Avatar
کیهان 7mo ago

im trying to find a spam protection model for nip-17 on relay layer and here is what we have:

1. we can't perform whitelisting on pubkey since it's a random temp key.

2. we can't p tags, since we send 2, 1059 event for each dm. each one with one different p tag. we can validate the sender event (we have a p tag and we can check it using authed pubkey) but we can't do it for receiver event. (if we just check the p tag, then anybody can put a whitelisted p tag and send dms.)

i want to know if anybody knows how we can check such thing on a whitelisted relay so only whitelsited users can send dms to each other.

> i hate nip-17. bullshit.

#dev #devstr #asknostr #nip17

Reply to this note

Please Login to reply.

Discussion

Avatar
کیهان 7mo ago

cc nostr:nprofile1qqsyvrp9u6p0mfur9dfdru3d853tx9mdjuhkphxuxgfwmryja7zsvhqpzamhxue69uhhv6t5daezumn0wd68yvfwvdhk6tcpz9mhxue69uhkummnw3ezuamfdejj7qgwwaehxw309ahx7uewd3hkctcscpyug

resaon for my previous question.

Avatar
Vitor Pamplona 7mo ago

NIP-17 was specifically designed to disallow any type of interference by relays. It was one of the main purposes of the spec that relays shall not be able to know anything about those wraps.

Avatar
کیهان 7mo ago

makes sense. so, do you think clients can handle the spam/scam protection?

i believe they can go with nostr:nprofile1qqstq4j6pk2sgaupru6l7ah9nq0dueafq356jllwcy7uzlek9yx7hlspz4mhxue69uhhyetvv9ujuerpd46hxtnfduhsz9mhwden5te0wfjkccte9ec8y6tdv9kzumn9wshsz9mhwden5te0wfjkccte9ehx7um5wghxyctwvshs4kprv3.

Avatar
Vertex 7mo ago

NIP-17 as a vehicle for spam is very interesting.
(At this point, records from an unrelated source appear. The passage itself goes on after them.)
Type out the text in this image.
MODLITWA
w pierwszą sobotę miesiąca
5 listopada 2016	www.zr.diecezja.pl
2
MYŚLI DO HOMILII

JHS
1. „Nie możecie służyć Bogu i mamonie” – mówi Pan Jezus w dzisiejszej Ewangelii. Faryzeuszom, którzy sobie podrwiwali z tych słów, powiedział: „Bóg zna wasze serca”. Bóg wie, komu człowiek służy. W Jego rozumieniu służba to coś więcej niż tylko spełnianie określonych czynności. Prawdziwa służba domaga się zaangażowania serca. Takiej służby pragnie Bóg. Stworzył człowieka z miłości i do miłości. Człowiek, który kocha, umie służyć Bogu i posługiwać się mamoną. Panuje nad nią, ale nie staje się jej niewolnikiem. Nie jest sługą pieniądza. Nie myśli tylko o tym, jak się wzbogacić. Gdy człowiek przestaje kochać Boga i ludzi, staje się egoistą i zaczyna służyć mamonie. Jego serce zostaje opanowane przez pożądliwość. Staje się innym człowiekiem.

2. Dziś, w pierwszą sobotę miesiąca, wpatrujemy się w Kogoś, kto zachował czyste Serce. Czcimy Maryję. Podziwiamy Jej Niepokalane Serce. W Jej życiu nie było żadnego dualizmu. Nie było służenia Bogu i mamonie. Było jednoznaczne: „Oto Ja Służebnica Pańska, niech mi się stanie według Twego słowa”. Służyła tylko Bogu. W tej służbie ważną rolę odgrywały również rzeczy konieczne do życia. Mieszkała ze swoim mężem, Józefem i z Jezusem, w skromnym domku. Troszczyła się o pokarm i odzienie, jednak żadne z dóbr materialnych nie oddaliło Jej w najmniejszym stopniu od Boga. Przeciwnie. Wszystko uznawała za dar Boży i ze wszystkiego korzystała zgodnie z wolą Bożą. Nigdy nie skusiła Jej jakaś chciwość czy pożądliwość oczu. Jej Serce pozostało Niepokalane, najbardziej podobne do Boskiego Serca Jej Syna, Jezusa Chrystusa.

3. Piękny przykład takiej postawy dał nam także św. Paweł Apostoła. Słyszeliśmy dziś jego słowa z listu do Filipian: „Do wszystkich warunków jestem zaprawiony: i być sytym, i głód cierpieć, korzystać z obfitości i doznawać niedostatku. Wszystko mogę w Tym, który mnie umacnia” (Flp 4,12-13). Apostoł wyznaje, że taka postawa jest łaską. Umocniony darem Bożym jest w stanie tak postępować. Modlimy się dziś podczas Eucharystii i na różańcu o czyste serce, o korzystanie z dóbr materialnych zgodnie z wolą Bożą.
Any reputational metric requires to identify the sender/receiver, which is something that you don't want.

This is the ideal place for ecash I believe.

Avatar
Vitor Pamplona 7mo ago

Clients should be able to file kind 1984 reports on the public wrap and you can then delete those wraps they reports.

Clients can also ask you to delete a wrap that was addressed to them on a regular kind:9 deletion request.

Hopefully over time we can build a client that simply helps users organize their inbox and delete stuff they don't need anymore.

Avatar
کیهان 7mo ago

so, based on our discussions, do you guys ok if a paid relay let any dm come to you? and you know this as a part of clients responsibility?

Avatar
Vitor Pamplona 7mo ago

Yep, that's the only way at this level of privacy.

Avatar
water783 7mo ago

I was wondering if we could use the NIP-29 group mechanism, where only people in the group can send/receive messages.

Avatar
Vertex 7mo ago

reacting to spam is not going to work in an hostile network.

An attacker could simply spam with NIP-17, and when it starts to get rejected he simply change the public wrap.

Avatar
Vitor Pamplona 7mo ago

Yep... I have been the target of multiple spam attacks involving 1000s of messages and even DoS attacks with DMs. But none of that made a dent in my DM experience on Amethyst.

All attacks can be resolved from a client. None of them will ever be fully resolved by the relay.

You can even keep a client running that simply performs any WOT assessment after decrypting the DMs. But it is the client's role.

Avatar
Vertex 7mo ago

Yes, clients do play a role against DoS attacks against users.

nostr:nprofile1qy2hwumn8ghj7erfw36x7tnsw43z7un9d3shjqg4waehxw309a4x2mrv09nxjumg9ekxzmny9uqzp022u0n8u2vkf4y5zu3xrhz989wgna4a9em5vshrvcf8zuwlhq04jt7lhu I think was more concerned about DoS attacks against a relay

Avatar
captjack 🏴‍☠️✨💜 5mo ago

my simply way ACCEPT DM from any npub once WHITELISTED by me / user

someone tell 1st time in open noste i am DMing you that's it needed

Avatar
کیهان 5mo ago

Can you explain is more clearly? Maybe with example? Also, is it for relays or clients?